Nome comune: Cicogna bianca (dial. “Cicogna“)
Nome scientifico: Ciconia ciconia Linnaeus, 1758
Famiglia: Ciconiidae
Status e conservazione: La specie è classificata come LC (Least Concern – Minor Preoccupazione) nella Lista Rossa globale della IUCN, grazie all’ampio areale e al trend demografico complessivamente positivo. In Italia è inserita nell’Allegato I della Direttiva Uccelli e protetta dalla legge 157/92. In Sicilia la specie ha ripreso a nidificare stabilmente a partire dagli anni ’90; la popolazione regionale è monitorata costantemente per prevenire l’impatto di minacce locali quali l’elettrocuzione sui tralicci e l’uso di pesticidi in agricoltura.

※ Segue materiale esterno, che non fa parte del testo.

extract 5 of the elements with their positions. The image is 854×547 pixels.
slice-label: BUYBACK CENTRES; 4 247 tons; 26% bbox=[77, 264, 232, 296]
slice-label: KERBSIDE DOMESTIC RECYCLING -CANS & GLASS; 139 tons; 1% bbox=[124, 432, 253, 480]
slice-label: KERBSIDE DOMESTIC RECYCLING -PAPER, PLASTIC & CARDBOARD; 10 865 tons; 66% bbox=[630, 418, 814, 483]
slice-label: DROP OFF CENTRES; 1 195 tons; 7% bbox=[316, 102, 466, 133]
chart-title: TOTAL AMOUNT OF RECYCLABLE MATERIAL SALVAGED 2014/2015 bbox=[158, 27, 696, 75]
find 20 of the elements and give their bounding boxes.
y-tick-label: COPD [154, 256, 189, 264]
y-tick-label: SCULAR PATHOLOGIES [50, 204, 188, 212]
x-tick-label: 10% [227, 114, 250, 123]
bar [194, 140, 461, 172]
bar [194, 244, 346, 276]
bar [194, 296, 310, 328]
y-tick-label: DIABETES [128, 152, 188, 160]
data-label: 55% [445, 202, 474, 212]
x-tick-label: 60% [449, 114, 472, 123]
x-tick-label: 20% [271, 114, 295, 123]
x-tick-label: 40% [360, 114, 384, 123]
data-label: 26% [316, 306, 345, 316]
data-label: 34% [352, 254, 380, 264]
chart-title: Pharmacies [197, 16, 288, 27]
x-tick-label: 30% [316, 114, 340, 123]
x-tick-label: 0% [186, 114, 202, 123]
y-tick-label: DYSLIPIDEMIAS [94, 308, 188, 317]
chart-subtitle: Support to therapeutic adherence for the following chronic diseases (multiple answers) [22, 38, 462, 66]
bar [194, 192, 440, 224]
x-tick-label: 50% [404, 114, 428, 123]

Descrizione e biologia: La Cicogna bianca è un uccello di grandi dimensioni, con una lunghezza corporea che varia tra i 100 e i 115 cm e un’apertura alare che può raggiungere i 200-215 cm. Il piumaggio è bianco candido su quasi tutto il corpo, con una netta interruzione data dalle penne remiganti e dalle copritrici primarie, che sono di un nero corvino con riflessi metallici. Gli adulti presentano un becco lungo e appuntito e zampe di un rosso scarlatto intenso, colorazione dovuta alla massiccia presenza di carotenoidi assunti con la dieta. I giovani si distinguono per il becco e le zampe di tonalità più scura, tendente al grigio-nerastro nei primi mesi. La comunicazione avviene prevalentemente attraverso il bill-clattering, un rapidissimo battito delle mandibole che produce un suono secco e ritmato, utilizzato per il riconoscimento del partner al nido e nelle parate territoriali, spesso accompagnato da una spettacolare flessione del collo all’indietro fino a toccare il dorso. La biologia riproduttiva è strettamente legata alla fedeltà al sito di nidificazione. Il nido è una struttura imponente, costruita con rami e fango, che con il passare degli anni e il continuo apporto di materiale può raggiungere pesi superiori ai 500 kg e un diametro di 2 metri. La dieta è quella di un predatore generalista che sfrutta la “caccia a passo lento” in ambienti aperti: si nutre di grandi ortotteri (cavallette e grilli), piccoli mammiferi (arvicole), anfibi, rettili e, negli ultimi anni, ha dimostrato una forte adattabilità nel frequentare le discariche a cielo aperto per integrare le risorse trofiche, un comportamento che sta influenzando i pattern migratori globali.
Presenza nel territorio ibleo: Nel distretto ibleo, la Cicogna bianca è osservabile principalmente durante i passi migratori (marzo-aprile e agosto-settembre), lungo le direttrici che attraversano il Canale di Sicilia. Tuttavia, la specie è ormai un nidificante consolidato in aree limitrofe e di confine (piana di Gela e aree del Calatino), con coppie che utilizzano i tralicci dell’alta tensione. Negli Iblei propriamente detti (zone umide costiere e altipiano), la presenza è regolare durante la sosta trofica, specialmente nei pressi di aree irrigue e zone umide, dove gli individui in migrazione si fermano per alimentarsi.